NAH here imo tho, just miscommunication.
LanaxMarigold

well, You gave Rose ample warning about your usual routine at the villa. It’s not your fault she seemingly changed her mind or felt uncomfortable :))
_O07

>I’m not being disrespected at my own families holiday home.

Opposed to what, being disrespected at someone else’s home?

Sorry just sounded funny

External-Pickle6126

First world problems. Oh Lord ? What to do. Maybe sun bottomless next time to establish total dominance. I mean , you are at your family’s villa.
shyfidelity

NTA. She’s just mad that she let her discomfort ruin the fun. Nothing better than lounging around with few clothes and no makeup on a vacation 
Wonderful-Air-8877

you are weird for going topless while eating with outher for sure. i get it if in private or with partner but wtf lol. no spaniard does this
KDLAlumni

No top but you certainly wear the pants, is what I got out of that.  
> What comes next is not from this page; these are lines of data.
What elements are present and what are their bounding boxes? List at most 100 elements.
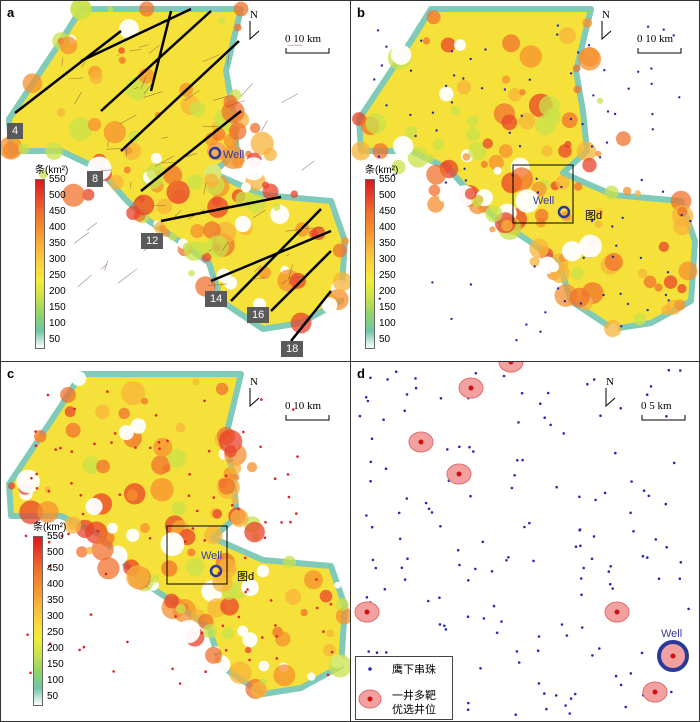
density-blob — [126, 565, 150, 589]
north-arrow-a: N — [247, 9, 261, 46]
density-blob — [22, 73, 43, 93]
minor-fault-line — [107, 140, 109, 147]
well-marker-icon — [557, 205, 571, 219]
density-blob — [482, 138, 493, 149]
density-blob — [428, 184, 441, 197]
bead-point — [409, 113, 412, 117]
density-blob — [97, 557, 120, 580]
legend-tick-label: 50 — [49, 334, 61, 345]
bead-point-red — [248, 658, 251, 662]
bead-point — [608, 582, 612, 586]
bead-point — [479, 667, 482, 670]
bead-point — [670, 690, 673, 694]
density-blob — [107, 522, 118, 534]
density-blob — [71, 371, 87, 386]
bead-point — [536, 191, 540, 194]
density-blob — [300, 608, 308, 617]
density-blob — [95, 404, 110, 420]
bead-point — [614, 674, 618, 678]
density-blob — [163, 165, 183, 185]
bead-point — [469, 494, 472, 498]
bead-point — [380, 64, 384, 67]
north-arrow-d: N — [603, 376, 617, 413]
density-blob — [634, 190, 641, 197]
density-blob — [140, 523, 150, 533]
bead-point — [539, 402, 542, 405]
density-blob — [176, 603, 186, 614]
legend-item-target-line2: 优选井位 — [392, 704, 436, 716]
density-blob — [175, 422, 186, 433]
bead-point — [609, 565, 612, 568]
well-label-c: Well — [201, 550, 223, 562]
density-blob — [1, 136, 23, 160]
bead-point-red — [158, 447, 161, 451]
bead-point — [549, 423, 552, 427]
legend-tick-label: 400 — [49, 222, 66, 233]
density-blob — [493, 166, 502, 175]
density-blob — [244, 646, 252, 654]
minor-fault-line — [86, 222, 98, 231]
bead-point — [450, 101, 454, 104]
density-blob — [220, 597, 239, 616]
bead-point — [569, 72, 573, 75]
scale-bar-d: 0 5 km — [641, 400, 687, 424]
density-blob — [118, 407, 130, 420]
bead-point — [385, 104, 388, 107]
bead-point-red — [221, 624, 225, 628]
fault-line — [14, 30, 122, 114]
bead-point — [678, 577, 682, 580]
bead-point — [606, 110, 610, 113]
bead-point — [667, 368, 671, 372]
bead-point — [502, 374, 506, 378]
density-blob — [153, 437, 173, 457]
density-blob — [224, 445, 237, 458]
well-label-a: Well — [223, 149, 245, 161]
bead-point — [579, 544, 582, 548]
minor-fault-line — [117, 53, 119, 56]
bead-point — [384, 467, 388, 470]
map-panel-b: b N 0 10 km 条(km²) 550 500 450 400 350 300 250… — [350, 0, 700, 362]
fault-line — [160, 195, 282, 223]
bead-point — [463, 167, 466, 170]
bead-point — [431, 111, 435, 114]
points-legend-d: 鹰下串珠 一井多靶 优选井位 — [355, 656, 453, 720]
density-blob — [59, 36, 78, 55]
bead-point — [474, 567, 477, 571]
bead-point-red — [295, 512, 298, 515]
legend-colorbar — [33, 536, 43, 706]
bead-point-red — [230, 504, 234, 507]
density-blob — [535, 114, 556, 136]
bead-point — [630, 480, 633, 483]
legend-tick-label: 150 — [49, 302, 66, 313]
density-blob — [561, 112, 578, 129]
density-blob — [501, 114, 518, 131]
bead-point — [523, 525, 526, 529]
bead-point-red — [79, 494, 83, 497]
fault-density-map-c — [6, 371, 350, 699]
legend-tick-label: 450 — [379, 206, 396, 217]
density-blob — [426, 10, 441, 25]
density-blob — [558, 144, 572, 158]
bead-point — [678, 96, 681, 99]
bead-point-red — [259, 445, 262, 449]
bead-point — [514, 713, 517, 716]
density-blob — [319, 589, 333, 603]
bead-point-red — [246, 588, 249, 591]
bead-point-red — [237, 615, 241, 619]
density-blob — [190, 224, 205, 238]
bead-point-red — [171, 667, 174, 671]
density-blob — [502, 34, 521, 53]
minor-fault-line — [143, 91, 163, 98]
bead-point — [480, 87, 484, 90]
bead-point-red — [244, 590, 247, 594]
bead-point — [672, 34, 675, 37]
bead-point — [615, 244, 618, 247]
bead-point-red — [67, 532, 70, 536]
density-blob — [273, 664, 296, 687]
bead-point — [679, 561, 683, 564]
bead-point — [619, 683, 623, 687]
bead-point — [646, 308, 649, 312]
minor-fault-line — [139, 44, 149, 48]
legend-tick-label: 400 — [47, 579, 64, 590]
bead-point — [603, 69, 606, 72]
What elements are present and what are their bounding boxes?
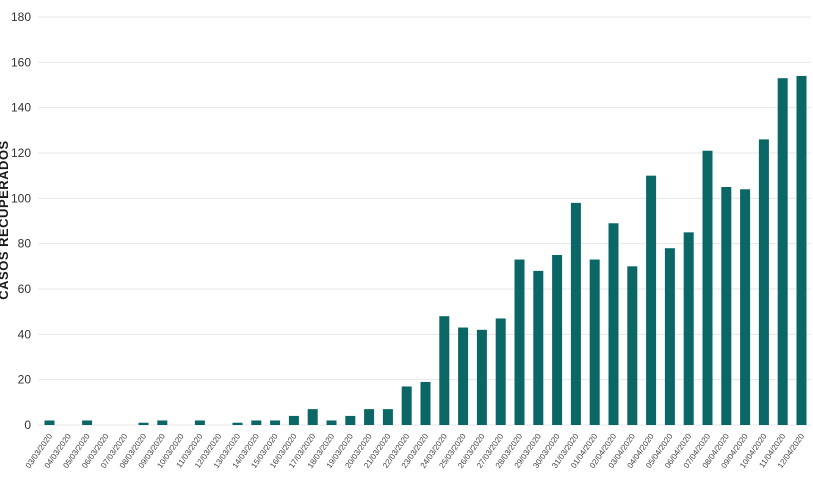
bar bbox=[270, 420, 281, 425]
bar bbox=[194, 420, 205, 425]
bar bbox=[589, 259, 600, 425]
bar bbox=[44, 420, 55, 425]
bar bbox=[796, 75, 807, 425]
y-tick-label: 20 bbox=[18, 373, 32, 387]
y-tick-label: 100 bbox=[11, 191, 31, 205]
bar bbox=[382, 409, 393, 425]
bar bbox=[439, 316, 450, 425]
bar bbox=[721, 187, 732, 425]
y-tick-label: 140 bbox=[11, 101, 31, 115]
y-tick-label: 160 bbox=[11, 55, 31, 69]
bar bbox=[345, 415, 356, 425]
bar bbox=[401, 386, 412, 425]
bar bbox=[683, 232, 694, 425]
bar bbox=[138, 422, 149, 425]
y-tick-label: 80 bbox=[18, 237, 32, 251]
y-tick-label: 40 bbox=[18, 327, 32, 341]
x-axis-ticks: 03/03/202004/03/202005/03/202006/03/2020… bbox=[24, 432, 807, 470]
bar bbox=[420, 381, 431, 425]
bar bbox=[702, 150, 713, 425]
bar bbox=[364, 409, 375, 425]
bar bbox=[326, 420, 337, 425]
y-axis-ticks: 0 20 40 60 80 100 120 140 160 180 bbox=[11, 10, 31, 432]
y-tick-label: 180 bbox=[11, 10, 31, 24]
bar bbox=[495, 318, 506, 425]
bar bbox=[758, 139, 769, 425]
bar bbox=[288, 415, 299, 425]
bar bbox=[777, 78, 788, 425]
y-tick-label: 60 bbox=[18, 282, 32, 296]
bar bbox=[608, 223, 619, 425]
bar bbox=[82, 420, 93, 425]
bar bbox=[157, 420, 168, 425]
bar bbox=[664, 248, 675, 425]
y-axis-label: CASOS RECUPERADOS bbox=[0, 140, 11, 299]
bar bbox=[251, 420, 262, 425]
y-tick-label: 0 bbox=[24, 418, 31, 432]
bar bbox=[646, 175, 657, 425]
bars bbox=[44, 75, 807, 425]
bar bbox=[627, 266, 638, 425]
bar bbox=[514, 259, 525, 425]
bar bbox=[476, 329, 487, 425]
bar bbox=[458, 327, 469, 425]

It’s your home (more or less), so you do you though. Agree there.

BrewDogDrinker

Nta at all.

Wtf?

This “friend” seems jealous.

Also, your husband is a 🔔🔚 for saying what he said. How did he respond?

Updateme!

_s1m0n_s3z

NTA. She was warned about what to expect. And you don’t get invited back when you call the hostess an attention-seeking slot.
Letzes86

I laughed at the entitlement of your husband thinking she would be invited again 😂

NTA. Your house, your body, your rules.

corpusapostata

Congrats, Rose thinks you look better topless than she does. Because that’s what this is all about. Rose’s insecurities.
wlfwrtr

NTA Wobder if her BF may have made a remark about enjoying you being topless which made her insecure about herself.
anonanon-do-do-do

Sounds like miss two poached eggs 🍳 on a tea tray wasn’t up to the compeTITion and got an inferiority complex.
trnpke

You sound like a little bit of an exhibitionist,there’s probably more you’re not telling
Designer-Carpenter88

I assuming you have nicer titties than she does? Just sounds like jealousy to me
Nice_Apricot_6341

Tbh, require photos to review this matter of which woman is the AH.
ActualAd8091

NTA. But melanoma is serious. Nipple melanoma is seriously ficked
Glass-Celebration631

Sitting around the table topless? Put a damn shirt on. 😂😂
dingdongsbtchs

I honestly just find this whole story hard to believe.
InBellow

You were eating meals, etc. topless? Sounds weird.
28293067

My husband said, photos or it didn’t happen 😀
BlackEyedRat

The trashy vibes here are very intense
headsbig

You must have an amazing rack on you.

Conclusion

The original poster (OP) is standing firm in her right to behave naturally and comfortably in a familiar, private setting, which includes being topless while sunbathing at her parents’ villa. Her conflict arises from Rose’s sudden judgment and withdrawal, where Rose expected the OP to adjust her established behavior based on her personal discomfort, rather than accepting the prior communication about the holiday norms.

The core question for debate is whether an established host’s or long-time guest’s habitual comfort level in a private holiday setting should yield to the sudden, unspoken discomfort of a new guest, even when the habit was disclosed beforehand?